Having a baby in your 40s – the benefits and risks

Women are often told that the optimal age to have a baby is before 35, but the reality is that they’re having them later nowadays. There are multiple reasons why we’re seeing this trend, including early careers, settling down later in life, and fertility treatments.

If you’ve reached your 40s and you’re curious about what having a baby would be like, you’ll need to weigh up the benefits and risks.

What are the benefits of having a baby in your 40s?

There are many benefits to waiting to become a mother when the time is right for you, and you certainly wouldn’t be alone — the fertility rate of Australian women aged 40-44 has tripled over the past 30 years (ABS).

  • You may have completed higher education or already be established in your career, so you can dedicate more time to raising children.
  • Your financial situation could be more favourable than it was in earlier years.
  • You possibly have a new partner, and would like to start a family with them.
  • You will have more life experience and possibly be more emotionally mature, which could help with the demands of parenthood.
  • You’re probably concerned that you won’t be around to see your child grow into an adult, but some research suggests that having children at an older age may spell a longer lifespan.
  • Later pregnancies may protect against cognitive decline. Researchers have found ‘better brainpower after menopause’ if women had their last baby after age 35.

What are the risks of having a baby in your 40s?

While many women over the age of 40 deliver their babies safely, there are some increased physical risks. You will be considered high risk, but your doctors will monitor you closely for:

  • High blood pressure, which can increase your risk of the serious medical condition, preeclampsia. When a pregnancy gets past the first trimester, there is double the risk of preeclampsia for women in their 40s.
  • It’s estimated that women in their 40s have a 50% chance of miscarriage each time they conceive, compared with 25% of  women under 35 experiencing miscarriage.
  • There is an increased chance of gestational diabetes.
  • Birth defects. There is a 1 in 100 chance of having a baby with Down Syndrome for women in their 40s. The probability increases the older the mother is.
  • Women 35 and older have a higher risk of stillbirth throughout pregnancy compared with younger women, and the risk is highest over 40 weeks (which is why doctors usually recommend an induction or c-section before 40 weeks).
  • Pregnancy-related fatigue, aches, and pains may be more pronounced as you get older.

Many of these risks are manageable if they’re detected early enough. Advancements in technology surrounding fertility, pregnancy, and delivery, make it safer to have a baby in your 40s.

What are your chances of getting pregnant in your 40s?

Even with all the fertility options available, including IVF, freezing eggs when you’re younger, and sperm banks, a woman’s fertility rate decreases significantly after 35 years of age. This is commonly due to fewer number of eggs left to fertilise and unhealthy eggs.

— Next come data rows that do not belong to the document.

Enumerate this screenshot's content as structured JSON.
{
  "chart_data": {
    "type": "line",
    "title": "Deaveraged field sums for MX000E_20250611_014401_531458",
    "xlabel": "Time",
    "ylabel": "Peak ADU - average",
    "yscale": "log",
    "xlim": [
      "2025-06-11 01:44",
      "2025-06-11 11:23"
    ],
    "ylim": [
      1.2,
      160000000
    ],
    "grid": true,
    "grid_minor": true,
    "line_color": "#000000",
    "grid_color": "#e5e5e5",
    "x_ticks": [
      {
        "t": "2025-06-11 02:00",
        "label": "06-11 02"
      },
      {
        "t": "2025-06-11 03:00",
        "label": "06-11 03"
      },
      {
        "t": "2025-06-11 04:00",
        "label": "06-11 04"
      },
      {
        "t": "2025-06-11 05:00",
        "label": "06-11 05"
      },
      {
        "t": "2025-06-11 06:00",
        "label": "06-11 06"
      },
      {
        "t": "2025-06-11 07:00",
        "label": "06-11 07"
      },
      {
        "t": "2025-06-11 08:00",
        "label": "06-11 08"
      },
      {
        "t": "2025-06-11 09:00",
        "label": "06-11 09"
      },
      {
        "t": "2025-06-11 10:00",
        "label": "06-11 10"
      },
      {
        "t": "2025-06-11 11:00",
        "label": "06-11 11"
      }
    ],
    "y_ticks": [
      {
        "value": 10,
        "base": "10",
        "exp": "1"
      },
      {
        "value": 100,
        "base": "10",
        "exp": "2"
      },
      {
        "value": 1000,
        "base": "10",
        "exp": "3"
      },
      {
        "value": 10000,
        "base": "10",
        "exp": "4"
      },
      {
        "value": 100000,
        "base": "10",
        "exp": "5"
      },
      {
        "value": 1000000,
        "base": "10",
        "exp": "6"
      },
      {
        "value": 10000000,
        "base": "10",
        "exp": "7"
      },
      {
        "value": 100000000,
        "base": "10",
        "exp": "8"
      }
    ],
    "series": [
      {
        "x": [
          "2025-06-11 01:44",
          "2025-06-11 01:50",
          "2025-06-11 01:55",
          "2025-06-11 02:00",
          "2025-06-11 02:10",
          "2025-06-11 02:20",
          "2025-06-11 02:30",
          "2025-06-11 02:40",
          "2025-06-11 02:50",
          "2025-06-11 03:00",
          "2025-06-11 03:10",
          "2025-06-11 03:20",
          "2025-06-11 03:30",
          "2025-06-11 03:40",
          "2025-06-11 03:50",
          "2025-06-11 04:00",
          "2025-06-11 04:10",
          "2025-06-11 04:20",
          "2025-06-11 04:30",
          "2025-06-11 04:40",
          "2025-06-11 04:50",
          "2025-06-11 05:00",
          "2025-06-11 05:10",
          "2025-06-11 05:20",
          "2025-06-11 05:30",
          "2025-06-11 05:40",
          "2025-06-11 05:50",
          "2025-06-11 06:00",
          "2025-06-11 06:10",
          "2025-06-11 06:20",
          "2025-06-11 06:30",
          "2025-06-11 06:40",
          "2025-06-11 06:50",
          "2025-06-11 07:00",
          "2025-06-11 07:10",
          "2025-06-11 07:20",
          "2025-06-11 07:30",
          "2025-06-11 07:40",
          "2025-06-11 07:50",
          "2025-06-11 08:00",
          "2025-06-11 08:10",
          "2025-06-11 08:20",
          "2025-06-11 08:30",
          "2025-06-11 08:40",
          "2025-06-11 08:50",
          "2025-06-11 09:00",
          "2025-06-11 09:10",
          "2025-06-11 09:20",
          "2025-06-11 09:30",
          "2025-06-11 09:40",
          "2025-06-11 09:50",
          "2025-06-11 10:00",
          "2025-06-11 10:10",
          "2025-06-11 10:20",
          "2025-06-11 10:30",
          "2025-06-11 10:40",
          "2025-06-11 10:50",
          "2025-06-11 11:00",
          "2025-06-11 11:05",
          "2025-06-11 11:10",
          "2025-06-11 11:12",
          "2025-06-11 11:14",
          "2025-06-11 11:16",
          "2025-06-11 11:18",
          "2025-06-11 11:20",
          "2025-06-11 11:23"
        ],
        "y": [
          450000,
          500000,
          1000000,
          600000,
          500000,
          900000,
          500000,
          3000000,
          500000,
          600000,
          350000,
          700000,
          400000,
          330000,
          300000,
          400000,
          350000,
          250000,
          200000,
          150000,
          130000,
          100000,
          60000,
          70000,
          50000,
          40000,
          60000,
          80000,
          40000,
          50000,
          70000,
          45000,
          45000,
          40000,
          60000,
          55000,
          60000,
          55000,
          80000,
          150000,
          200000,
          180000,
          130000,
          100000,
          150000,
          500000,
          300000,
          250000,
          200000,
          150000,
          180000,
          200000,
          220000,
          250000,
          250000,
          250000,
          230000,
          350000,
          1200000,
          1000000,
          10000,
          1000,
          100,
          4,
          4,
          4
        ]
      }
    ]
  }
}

What should you do if you want to try to get pregnant after weighing up all the the benefits and risks?

It can take time to get pregnant, regardless of your age, so start trying to conceive as soon as you can. Maintain a healthy diet, and see your GP for advice regarding pre-pregnancy health tests. If you’ve been trying for six month without success, then you might consider seeing a fertility specialist.